Welcome! Here to explore or learn?

Why did i start this site? Read TLDR / Longer Tale to find out!

Since my undergraduate days, I am fond of digitalizing my summarized notes in order to

  1. Aids my personal understanding of a topic.
  2. Assist my recollection, and since it is digitalized, it is easy to search and edit!
  3. Sharing my notes with my peers which aid their exam preparation, which they in kind help me spot errors or suggest changes or share new insights/knowledge.

In a way, this site is my attempt of recreating something similar as a working professional and my contribution back to the industry.

I hope you enjoy your stay here and is able to learn a few things along the way, make some actions and hopefully benefit the world!

The Data/Machine Learning industry is vast, diverse and constantly evolving. While it is an industry that is largely misunderstood, it is also provides constant learnings as well as interesting and unique challenges.

Regarding largely misunderstood, I personally resonate most with Dr. Cassie Kozyrkov's1 way of describing this.

Paraphrasing her and in my own words, this is what I think:

Fundamentally, it is about decision making and as a result of that, performs an action which thus creates impact.

If you had watched her videos2, you will see she split into 3 broad categories;

  1. Performance (Engineering),
  2. Rigor (Inference),
  3. Speed (Analytics).

In each of these 3 pillars, the practices, tools, processes (among other things) and even the types of people can get quite different! I hope to share my perspectives and experiences in each of these areas.

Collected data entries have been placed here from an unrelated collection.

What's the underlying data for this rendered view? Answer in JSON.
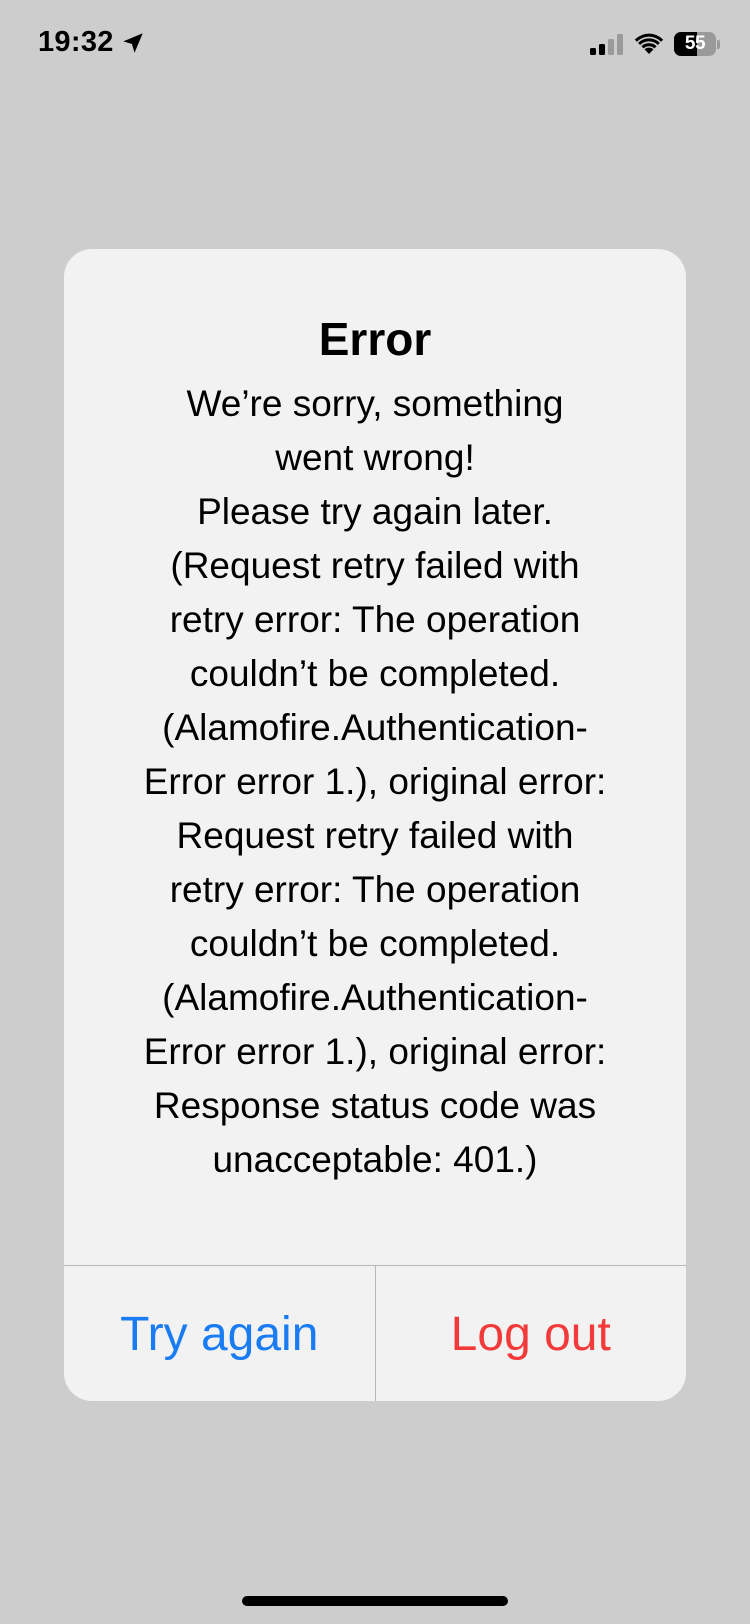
{
  "status_bar": {
    "time": "19:32",
    "location_icon": "location-arrow-icon",
    "signal_icon": "cellular-signal-icon",
    "wifi_icon": "wifi-icon",
    "battery_level": "55",
    "battery_fraction": 0.55
  },
  "alert": {
    "title": "Error",
    "message": "We’re sorry, something\nwent wrong!\nPlease try again later.\n(Request retry failed with\nretry error: The operation\ncouldn’t be completed.\n(Alamofire.Authentication-\nError error 1.), original error:\nRequest retry failed with\nretry error: The operation\ncouldn’t be completed.\n(Alamofire.Authentication-\nError error 1.), original error:\nResponse status code was\nunacceptable: 401.)",
    "actions": {
      "try_again_label": "Try again",
      "log_out_label": "Log out"
    }
  },
  "colors": {
    "background": "#cdcdcd",
    "alert_background": "#f2f2f2",
    "primary_action": "#1a7cf2",
    "destructive_action": "#f23a3a"
  }
}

Because the nature of work across the pillars are quite different, learning the skills of another pillar can be quite tough. Figuring out which resource or the right resource (online or otherwise) can sometimes be a feat on its own. Often, I learn just enough to solve the problem at hand and almost immediately move on to other objectives.

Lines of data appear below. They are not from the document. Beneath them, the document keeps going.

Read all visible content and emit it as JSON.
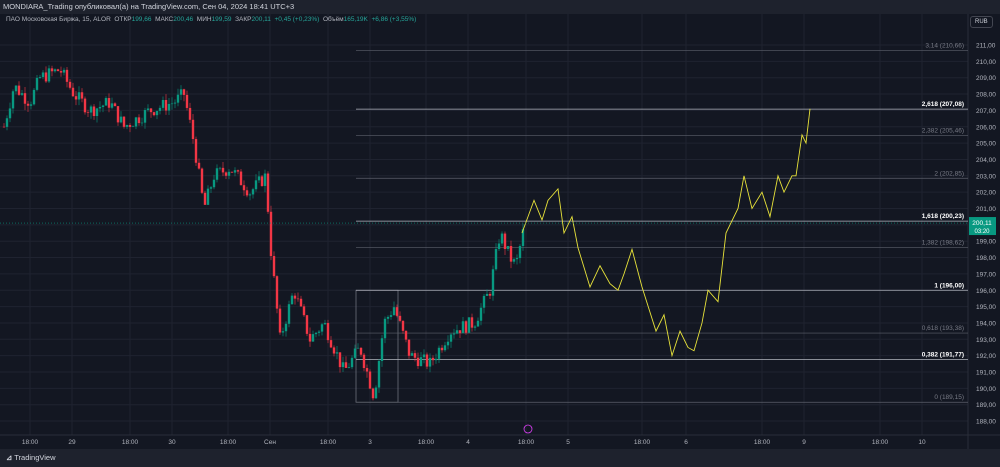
{
  "header": {
    "title": "MONDIARA_Trading опубликовал(а) на TradingView.com, Сен 04, 2024 18:41 UTC+3"
  },
  "legend": {
    "symbol": "ПАО Московская Биржа, 15, ALOR",
    "open_label": "ОТКР",
    "open": "199,66",
    "high_label": "МАКС",
    "high": "200,46",
    "low_label": "МИН",
    "low": "199,59",
    "close_label": "ЗАКР",
    "close": "200,11",
    "change": "+0,45 (+0,23%)",
    "volume_label": "Объём",
    "volume": "165,19K",
    "volume_change": "+6,86 (+3,55%)"
  },
  "currency": "RUB",
  "footer": {
    "brand": "TradingView"
  },
  "price_badge": {
    "price": "200,11",
    "countdown": "03:20",
    "color": "#089981"
  },
  "chart_data": {
    "type": "candlestick",
    "yrange": [
      187.5,
      211.5
    ],
    "y_ticks": [
      211,
      210,
      209,
      208,
      207,
      206,
      205,
      204,
      203,
      202,
      201,
      200,
      199,
      198,
      197,
      196,
      195,
      194,
      193,
      192,
      191,
      190,
      189,
      188
    ],
    "y_tick_labels": [
      "211,00",
      "210,00",
      "209,00",
      "208,00",
      "207,00",
      "206,00",
      "205,00",
      "204,00",
      "203,00",
      "202,00",
      "201,00",
      "200,00",
      "199,00",
      "198,00",
      "197,00",
      "196,00",
      "195,00",
      "194,00",
      "193,00",
      "192,00",
      "191,00",
      "190,00",
      "189,00",
      "188,00"
    ],
    "x_ticks": [
      {
        "bar": 15,
        "label": "18:00"
      },
      {
        "bar": 36,
        "label": "29"
      },
      {
        "bar": 65,
        "label": "18:00"
      },
      {
        "bar": 86,
        "label": "30"
      },
      {
        "bar": 114,
        "label": "18:00"
      },
      {
        "bar": 135,
        "label": "Сен"
      },
      {
        "bar": 164,
        "label": "18:00"
      },
      {
        "bar": 185,
        "label": "3"
      },
      {
        "bar": 213,
        "label": "18:00"
      },
      {
        "bar": 234,
        "label": "4"
      },
      {
        "bar": 263,
        "label": "18:00"
      },
      {
        "bar": 284,
        "label": "5"
      },
      {
        "bar": 321,
        "label": "18:00"
      },
      {
        "bar": 343,
        "label": "6"
      },
      {
        "bar": 381,
        "label": "18:00"
      },
      {
        "bar": 402,
        "label": "9"
      },
      {
        "bar": 440,
        "label": "18:00"
      },
      {
        "bar": 461,
        "label": "10"
      }
    ],
    "price_path_anchors": [
      [
        2,
        206
      ],
      [
        7,
        208.5
      ],
      [
        15,
        207.5
      ],
      [
        20,
        209
      ],
      [
        30,
        209.5
      ],
      [
        37,
        208
      ],
      [
        45,
        207
      ],
      [
        55,
        207.5
      ],
      [
        62,
        206
      ],
      [
        75,
        207
      ],
      [
        87,
        207.5
      ],
      [
        92,
        208
      ],
      [
        97,
        205
      ],
      [
        102,
        201
      ],
      [
        107,
        203
      ],
      [
        115,
        203.5
      ],
      [
        125,
        202
      ],
      [
        133,
        203
      ],
      [
        135,
        199
      ],
      [
        140,
        193
      ],
      [
        147,
        196
      ],
      [
        155,
        193
      ],
      [
        162,
        194
      ],
      [
        172,
        191
      ],
      [
        180,
        192.5
      ],
      [
        187,
        189.5
      ],
      [
        192,
        194
      ],
      [
        197,
        195
      ],
      [
        205,
        192
      ],
      [
        215,
        191.5
      ],
      [
        225,
        193.5
      ],
      [
        237,
        194
      ],
      [
        245,
        196
      ],
      [
        250,
        199.5
      ],
      [
        255,
        198
      ],
      [
        258,
        197.5
      ],
      [
        262,
        199.8
      ]
    ],
    "projection": {
      "color": "#e8e33a",
      "points": [
        [
          261,
          199.5
        ],
        [
          267,
          201.5
        ],
        [
          271,
          200.3
        ],
        [
          274,
          201.5
        ],
        [
          279,
          202.2
        ],
        [
          282,
          199.5
        ],
        [
          286,
          200.5
        ],
        [
          289,
          198.6
        ],
        [
          295,
          196.2
        ],
        [
          300,
          197.5
        ],
        [
          305,
          196.4
        ],
        [
          309,
          196
        ],
        [
          312,
          197
        ],
        [
          316,
          198.5
        ],
        [
          321,
          196.2
        ],
        [
          328,
          193.5
        ],
        [
          332,
          194.5
        ],
        [
          336,
          192
        ],
        [
          340,
          193.5
        ],
        [
          344,
          192.5
        ],
        [
          347,
          192.3
        ],
        [
          351,
          194
        ],
        [
          354,
          196
        ],
        [
          359,
          195.3
        ],
        [
          363,
          199.5
        ],
        [
          369,
          201
        ],
        [
          372,
          203
        ],
        [
          376,
          201
        ],
        [
          381,
          202
        ],
        [
          385,
          200.5
        ],
        [
          389,
          203
        ],
        [
          392,
          202
        ],
        [
          396,
          203
        ],
        [
          398,
          203
        ],
        [
          401,
          205.5
        ],
        [
          403,
          205
        ],
        [
          405,
          207.1
        ]
      ]
    },
    "fib": {
      "start_bar": 178,
      "box_end_bar": 199,
      "end_bar": 484,
      "levels": [
        {
          "value": 189.15,
          "label": "0 (189,15)",
          "bold": false
        },
        {
          "value": 191.77,
          "label": "0,382 (191,77)",
          "bold": true
        },
        {
          "value": 193.38,
          "label": "0,618 (193,38)",
          "bold": false
        },
        {
          "value": 196.0,
          "label": "1 (196,00)",
          "bold": true
        },
        {
          "value": 198.62,
          "label": "1,382 (198,62)",
          "bold": false
        },
        {
          "value": 200.23,
          "label": "1,618 (200,23)",
          "bold": true
        },
        {
          "value": 202.85,
          "label": "2 (202,85)",
          "bold": false
        },
        {
          "value": 205.46,
          "label": "2,382 (205,46)",
          "bold": false
        },
        {
          "value": 207.08,
          "label": "2,618 (207,08)",
          "bold": true
        },
        {
          "value": 210.66,
          "label": "3,14 (210,66)",
          "bold": false
        }
      ]
    }
  }
}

This particular approach poses a problem when the following situations occur:

  1. When the challenges repeat itself (similar problem but in a different domain)
  2. The original challenge needs to be revisited upon new discovery,

and I realize I lost my intuition/justifications about my initial approach, which required me to recall my learning curve in order to proceed.

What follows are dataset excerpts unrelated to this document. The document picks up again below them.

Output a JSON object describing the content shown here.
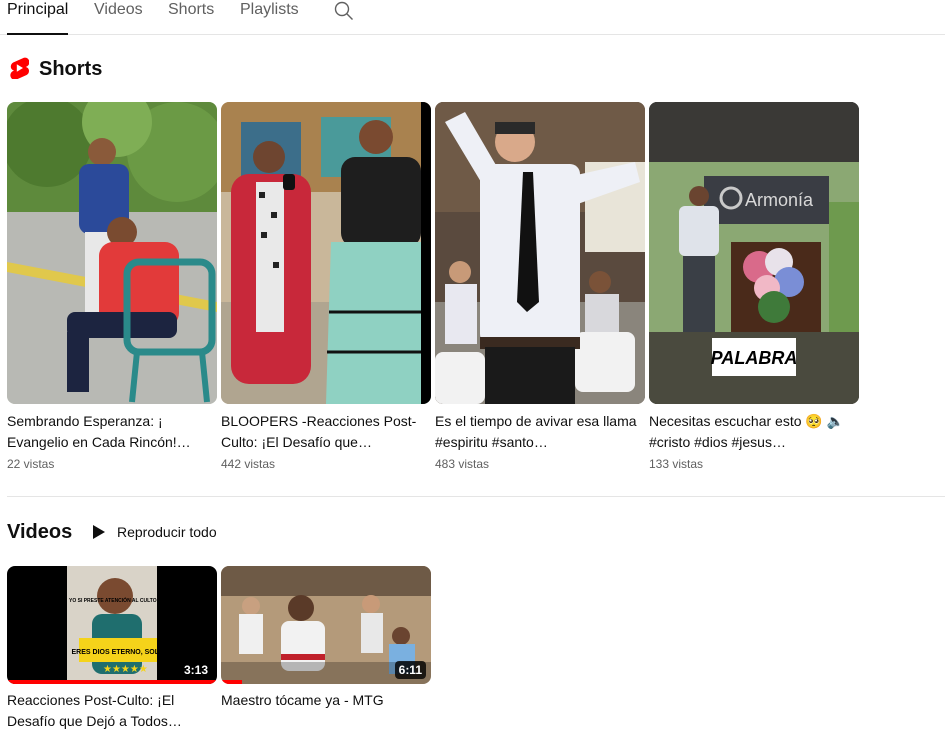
{
  "tabs": [
    "Principal",
    "Videos",
    "Shorts",
    "Playlists"
  ],
  "shorts_section": {
    "title": "Shorts"
  },
  "shorts": [
    {
      "title": "Sembrando Esperanza: ¡ Evangelio en Cada Rincón!…",
      "views": "22 vistas"
    },
    {
      "title": "BLOOPERS -Reacciones Post-Culto: ¡El Desafío que…",
      "views": "442 vistas"
    },
    {
      "title": "Es el tiempo de avivar esa llama #espiritu #santo…",
      "views": "483 vistas"
    },
    {
      "title": "Necesitas escuchar esto 🥺 🔈 #cristo #dios #jesus…",
      "views": "133 vistas",
      "thumb_text": "PALABRA",
      "banner_text": "Armonía"
    }
  ],
  "videos_section": {
    "title": "Videos",
    "play_all": "Reproducir todo"
  },
  "videos": [
    {
      "title": "Reacciones Post-Culto: ¡El Desafío que Dejó a Todos…",
      "duration": "3:13",
      "thumb_text_top": "YO SI PRESTE ATENCIÓN AL CULTO",
      "thumb_text_mid": "ERES DIOS ETERNO, SOLO",
      "progress_pct": 100
    },
    {
      "title": "Maestro tócame ya - MTG",
      "duration": "6:11",
      "progress_pct": 10
    }
  ],
  "colors": {
    "accent": "#ff0000",
    "text": "#0f0f0f",
    "secondary": "#606060"
  }
}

Keeping up with the new tools, updating oneself with new best practices can get quite demanding. (This is generally true in technology, not just data). In some sense, you wish there exists some form of transfer learning3 that can be applied!

Common FAQ

Footnotes


  1. This short (5minutes) video at Strata where Dr Cassie describes 'Data Science' 

  2. If you are more interested / spare time, this other video by society of decision professionals which also features Dr Cassie is really good. 

  3. This is actually a pun from neural networks, where you remove/retrain the last few layers of a neural network. In this context, it is about leveraging your background to learn a new vertical.